1037 Integrating High Resolution AMSR-2 Imagery to Improve Large Scale Sea Ice Situational Awareness

Thursday, 1 February 2024
Hall E (The Baltimore Convention Center)
Lenetta Mallory, NWS, Suitland, MD; NWS/NCEP/OPC/Ice Services Branch, U.S. National Ice Center, Washington D.C., DC; NWS, SILVER SPRING, MD; USNIC - U.S. National Ice Center, Suitland, MD; and G. F. Monaghan Jr., H. Oberlin, S. M. Montalvo, J. Putnam, W. Clark, J. Edwards-Opperman, R. Sale, and K. Berberich

The United States National Ice Center (USNIC) provides global to tactical scale ice and snow products, ice forecasting, and other environmental intelligence services for the United States government. The USNIC primarily relies upon remotely sensed satellite imagery to provide insight into current ice conditions. To fully meet its mission, high resolution imagery must be available to the USNIC analysts to communicate ice hazards to marine customers.

Passive microwave satellite data has a large footprint, allowing for near full polar daily coverage. While this would appear ideal to meet the USNIC’s global mission, passive microwave sources are inherently low resolution; additionally, the bands used by operational sensors were optimized to sense other environmental features, with sea ice only being detected as an obstruction signature. This historically has led to passive satellite imagery being used only for very large scale analyses, with no reliable detection of the marginal ice zone, coastal ice, and small-scale features.

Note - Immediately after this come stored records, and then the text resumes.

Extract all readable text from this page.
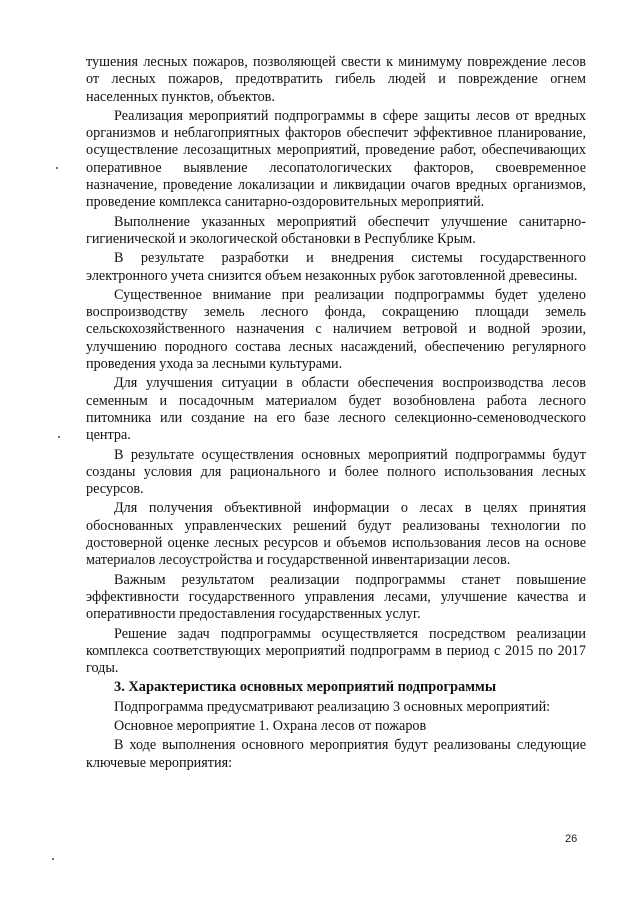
тушения лесных пожаров, позволяющей свести к минимуму повреждение лесов от лесных пожаров, предотвратить гибель людей и повреждение огнем населенных пунктов, объектов.

Реализация мероприятий подпрограммы в сфере защиты лесов от вредных организмов и неблагоприятных факторов обеспечит эффективное планирование, осуществление лесозащитных мероприятий, проведение работ, обеспечивающих оперативное выявление лесопатологических факторов, своевременное назначение, проведение локализации и ликвидации очагов вредных организмов, проведение комплекса санитарно-оздоровительных мероприятий.

Выполнение указанных мероприятий обеспечит улучшение санитарно-гигиенической и экологической обстановки в Республике Крым.

В результате разработки и внедрения системы государственного электронного учета снизится объем незаконных рубок заготовленной древесины.

Существенное внимание при реализации подпрограммы будет уделено воспроизводству земель лесного фонда, сокращению площади земель сельскохозяйственного назначения с наличием ветровой и водной эрозии, улучшению породного состава лесных насаждений, обеспечению регулярного проведения ухода за лесными культурами.

Для улучшения ситуации в области обеспечения воспроизводства лесов семенным и посадочным материалом будет возобновлена работа лесного питомника или создание на его базе лесного селекционно-семеноводческого центра.

В результате осуществления основных мероприятий подпрограммы будут созданы условия для рационального и более полного использования лесных ресурсов.

Для получения объективной информации о лесах в целях принятия обоснованных управленческих решений будут реализованы технологии по достоверной оценке лесных ресурсов и объемов использования лесов на основе материалов лесоустройства и государственной инвентаризации лесов.

Важным результатом реализации подпрограммы станет повышение эффективности государственного управления лесами, улучшение качества и оперативности предоставления государственных услуг.

Решение задач подпрограммы осуществляется посредством реализации комплекса соответствующих мероприятий подпрограмм в период с 2015 по 2017 годы.

3. Характеристика основных мероприятий подпрограммы

Подпрограмма предусматривают реализацию 3 основных мероприятий:

Основное мероприятие 1. Охрана лесов от пожаров

В ходе выполнения основного мероприятия будут реализованы следующие ключевые мероприятия:

26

The USNIC has recently begun receiving Advanced Microwave Scanning Radiometer 2 (AMSR2) data, which provides enhanced resolution and a band centered on detecting sea ice concentration. AMSR2 imagery is visually compared with existing operational passive sources to test whether the improvements can more accurately discern sea ice coverage along the ice edge and detect additional sea ice features. Additionally, this new imagery is compared to Synthetic Aperture Radar (SAR), which is an active radar imagery source that is known for its very high spatial resolution and precision in depicting differences in sea ice features, and visible imagery, which is known for its clear distinction between ice, open water, and land. Finally, AMSR2 is compared to the USNIC’s human analyzed products, primarily based on a mix of operational remote sensing, model data, and in-situ observations, to determine any error incurred when relying solely on high-resolution passive imagery for ice analysis.